Gasps and laughs immediately followed, and I lifted my head from my blank paper to Ollie, whose hands were now out of his pockets and over his chin. His elbow bounced over his nervous knee.
“PG-thirteen, Mia,” Arty reminded me, and I shrugged my shoulders.
“There’s no way she slept with Liam. I was with him all day,” a blonde-haired girl from Liam’s table said.
“I’ve seen her eat meat. It’s got to be the piano,” Jake insisted.
“I agree. A girl like her can’t play the piano,” Bria added.
The blonde-haired girl stood and pointed over to the piano in the room, her face red and tears threatening to fall. “Prove it. There’s a piano right there, and I need you to prove to me this isn’t true.”
I had no idea she felt this strongly for Liam. She wasn’t the target of my attack. My whole point was to show Ollie I wasn’t who he thought I was.
“I’m in a cast,” I reminded them with my arm in the air.
“Told you she couldn’t play,” Bria scoffed to blondie.
Instantly, I stood and walked over to the piano before taking a seat. My battered hand lightly ran over the keys, not pressing hard enough to make a sound, but touching enough to familiarize myself with its coolness, its flow, its size. Playing was going to be difficult in a cast. I glanced up to see Blondie’s arms crossed over her chest, Bria with a smirk, and the ounce of hope left in Ollie’s eyes I was about to strip away.
After over a decade, the wait was over as my fingers danced along the keys to an acoustic version of Demi Lovato’s “Sorry not Sorry.” I didn’t know what had come over me, but suddenly, I was humming the tune, and the hum turned into a song, and then I was singing the chorus as the room went up in a roar.
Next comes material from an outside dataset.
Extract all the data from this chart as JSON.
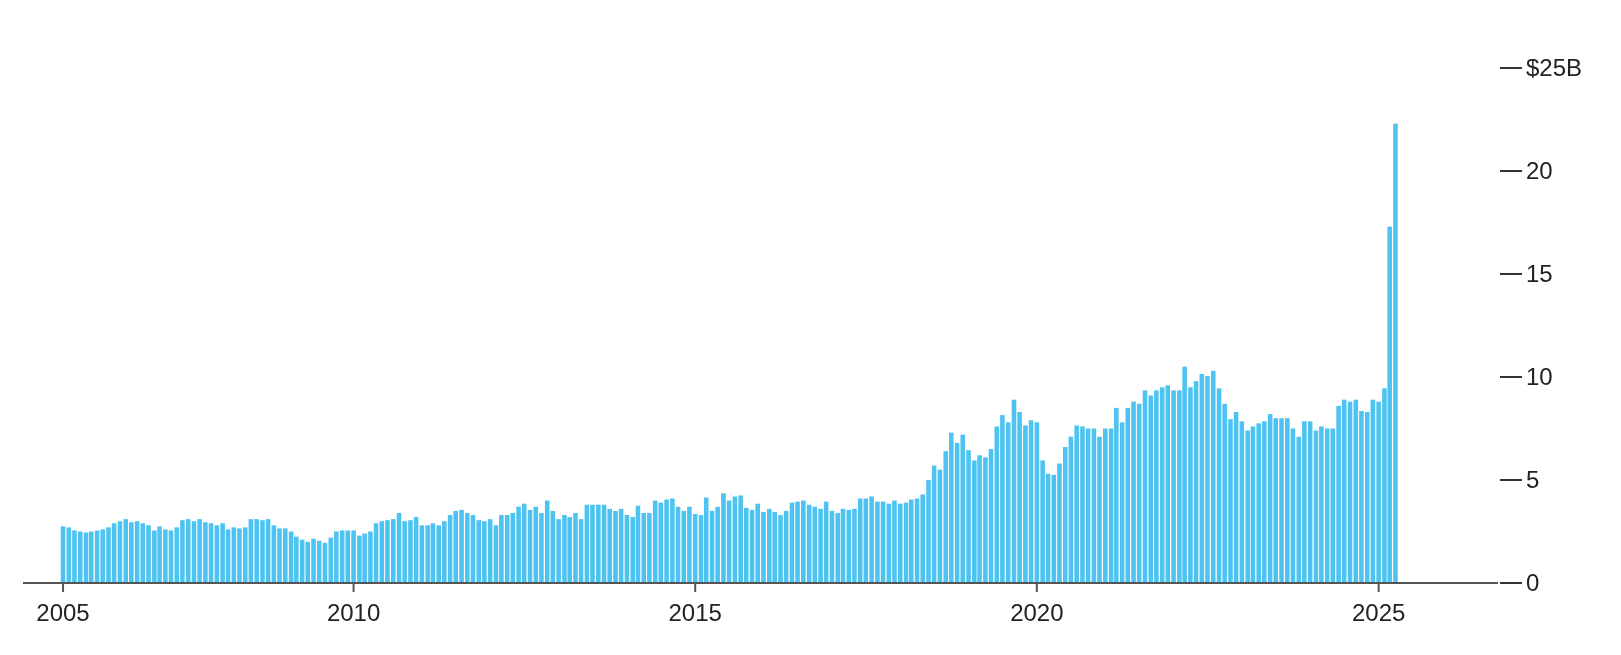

My eyes closed as I lost myself in the music I made, forgetting how good it all felt. My voice seemed foreign but still the same as my eight-year-old self. More mature, more powerful, but still held the natural gravelly sound I had perfected at a young age.
After the last key lingered in the air, I let out an exhale and glanced over the piano. Ollie hung his head between his shoulders as he slowly shook it back in forth while the rest of the room cheered. I retook my seat and the circle’s chatter died down, but Ollie stood and walked out without a single word in his wake.
Did he deserve that?
No.
Despite my returned numbing state he had previously stolen from me, Ollie was everything I wasn’t. He was light in the darkest moments, he was belief when no one else could see, and he was the indication of hope as walls etched with doubt caved around him. But I embodied truth, and the truth was—I could never change. And if I’d let him continue down this path, he would have eventually suffocated under my truth as he attempted to free a cursed soul.
Believe it or not, Ollie, I did that for you.
After group therapy was dismissed, Arty kept me behind to talk about what happened and made me promise never to act out again. Of course, I obliged, telling him whatever he wanted to hear. No, sir. Nod. Yes, sir. Nod. And out the door I went.
My pace slowed before I reached the corner of my wing. My stomach drifted, my mouth went dry, my breath caught, and I instantly knew. It always happened whenever I sensed Ollie near. My body deceived me when my mind couldn’t. Leaning against the wall beside my door was the boy whose heart I had ripped out moments before.